Rebecca Dickinson (July 25, 1738 – December 31, 1815) was an English gownmaker. She is significant as the author of a journal in which she writes about her life as an artisan and a Calvinist in New England in the years following the Revolutionary War (1787-1802). Throughout her life, Dickinson chose to live as a single woman in Hatfield, Massachusetts sustaining herself through her trade. Her surviving journal documents her struggle to understand her singlehood in the context of her faith.

Rebecca Dickinson (sometimes spelled as Rebekah or Rebeca) was born in Hatfield, Massachusetts, as the oldest daughter of six children born to farmers Moses Dickinson and Anna Smith. Named after her grandmother, Rebecca Barrett Wright, Dickinson entered a world of political and religious concerns. The relatively small town of Hatfield (which held a population of 803 in 1765) had a history of “political, military, and religious upheaval” for more than half of a century before Dickinson was born. Surrounded by both Native American enemies and their French allies in Canada, the people of Hatfield from its founding through the mid eighteenth century worried about the possibility of war, as well as the state of their souls.

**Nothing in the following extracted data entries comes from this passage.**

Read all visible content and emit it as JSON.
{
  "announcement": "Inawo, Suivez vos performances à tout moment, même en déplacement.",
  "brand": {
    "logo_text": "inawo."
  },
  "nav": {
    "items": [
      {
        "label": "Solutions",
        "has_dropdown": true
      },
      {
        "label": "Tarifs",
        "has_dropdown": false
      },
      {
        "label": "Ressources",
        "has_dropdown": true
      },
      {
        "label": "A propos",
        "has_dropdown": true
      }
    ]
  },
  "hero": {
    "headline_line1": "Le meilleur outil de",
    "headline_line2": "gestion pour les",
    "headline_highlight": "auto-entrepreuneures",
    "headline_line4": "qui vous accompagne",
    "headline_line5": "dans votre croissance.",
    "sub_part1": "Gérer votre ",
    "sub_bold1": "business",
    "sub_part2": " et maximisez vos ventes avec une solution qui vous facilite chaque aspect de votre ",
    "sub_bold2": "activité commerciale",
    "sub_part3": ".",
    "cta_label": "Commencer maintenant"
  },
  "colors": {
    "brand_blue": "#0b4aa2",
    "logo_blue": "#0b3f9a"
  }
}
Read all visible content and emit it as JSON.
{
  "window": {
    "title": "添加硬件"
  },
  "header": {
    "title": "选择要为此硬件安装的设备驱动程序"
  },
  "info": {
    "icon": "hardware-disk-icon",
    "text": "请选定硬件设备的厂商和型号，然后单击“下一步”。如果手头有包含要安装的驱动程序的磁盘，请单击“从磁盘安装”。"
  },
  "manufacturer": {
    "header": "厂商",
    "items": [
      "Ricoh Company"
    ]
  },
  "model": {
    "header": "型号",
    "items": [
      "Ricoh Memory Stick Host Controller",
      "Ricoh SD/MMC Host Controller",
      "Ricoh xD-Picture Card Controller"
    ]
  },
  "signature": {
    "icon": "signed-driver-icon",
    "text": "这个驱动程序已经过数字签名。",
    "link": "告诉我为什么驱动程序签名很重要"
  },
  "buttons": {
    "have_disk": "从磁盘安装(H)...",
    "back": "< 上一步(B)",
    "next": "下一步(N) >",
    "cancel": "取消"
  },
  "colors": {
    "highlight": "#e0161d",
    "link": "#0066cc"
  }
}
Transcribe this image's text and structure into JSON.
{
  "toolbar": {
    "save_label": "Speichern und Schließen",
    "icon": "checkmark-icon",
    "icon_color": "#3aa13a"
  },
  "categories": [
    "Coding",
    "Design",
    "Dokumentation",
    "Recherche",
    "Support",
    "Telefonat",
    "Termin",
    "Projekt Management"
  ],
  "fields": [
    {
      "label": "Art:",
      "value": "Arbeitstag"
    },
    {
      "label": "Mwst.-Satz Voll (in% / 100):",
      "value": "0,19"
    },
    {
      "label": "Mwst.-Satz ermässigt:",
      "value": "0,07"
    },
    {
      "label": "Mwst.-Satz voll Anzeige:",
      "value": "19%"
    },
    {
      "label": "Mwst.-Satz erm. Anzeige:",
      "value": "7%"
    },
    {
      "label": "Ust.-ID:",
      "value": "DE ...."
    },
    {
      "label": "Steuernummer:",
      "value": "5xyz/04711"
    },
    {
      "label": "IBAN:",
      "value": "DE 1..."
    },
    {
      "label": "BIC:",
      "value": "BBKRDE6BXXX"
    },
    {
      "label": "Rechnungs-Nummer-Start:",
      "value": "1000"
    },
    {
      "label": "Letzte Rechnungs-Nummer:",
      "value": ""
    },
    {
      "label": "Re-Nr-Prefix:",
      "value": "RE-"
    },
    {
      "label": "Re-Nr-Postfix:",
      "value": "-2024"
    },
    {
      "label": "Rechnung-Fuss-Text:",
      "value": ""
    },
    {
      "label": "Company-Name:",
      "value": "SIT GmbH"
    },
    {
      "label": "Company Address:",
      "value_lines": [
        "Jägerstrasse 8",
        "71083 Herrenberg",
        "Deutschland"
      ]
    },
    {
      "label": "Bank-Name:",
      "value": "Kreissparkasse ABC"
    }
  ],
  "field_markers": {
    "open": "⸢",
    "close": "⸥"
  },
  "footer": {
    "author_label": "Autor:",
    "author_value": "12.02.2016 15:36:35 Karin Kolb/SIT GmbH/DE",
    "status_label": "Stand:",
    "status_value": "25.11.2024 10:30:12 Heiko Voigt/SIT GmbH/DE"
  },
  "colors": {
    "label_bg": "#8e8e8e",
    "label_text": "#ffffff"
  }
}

Around the age of twelve, Dickinson “went to learn the trade of gownmaking”. Her parents sent her to an apprenticeship at mantua making, also known as gownmaking. While ornamental needlework reflected a “degree of gentility” among young girls in elite families, artisanal work in clothing production for Dickinson and other women was a way to earn money for her family at a young age. Though many women had some knowledge of clothing construction and maintenance, given the expense of fabric, many women hired gownmakers to cut the pieces required to create a garment, since they could properly handle cutting and sewing the garment without ruining costly materials. As an unmarried adult, Dickinson became a well-known gownmaker in Massachusetts. One of her more important clients, Elizabeth Porter Phelps, gave her business through her large estate, Forty Acres. Whenever Dickinson came to visit, some women “made it a point to come up to the Phelps house while [she] was there”. Fixing wardrobes for local families, however, made up most of her business.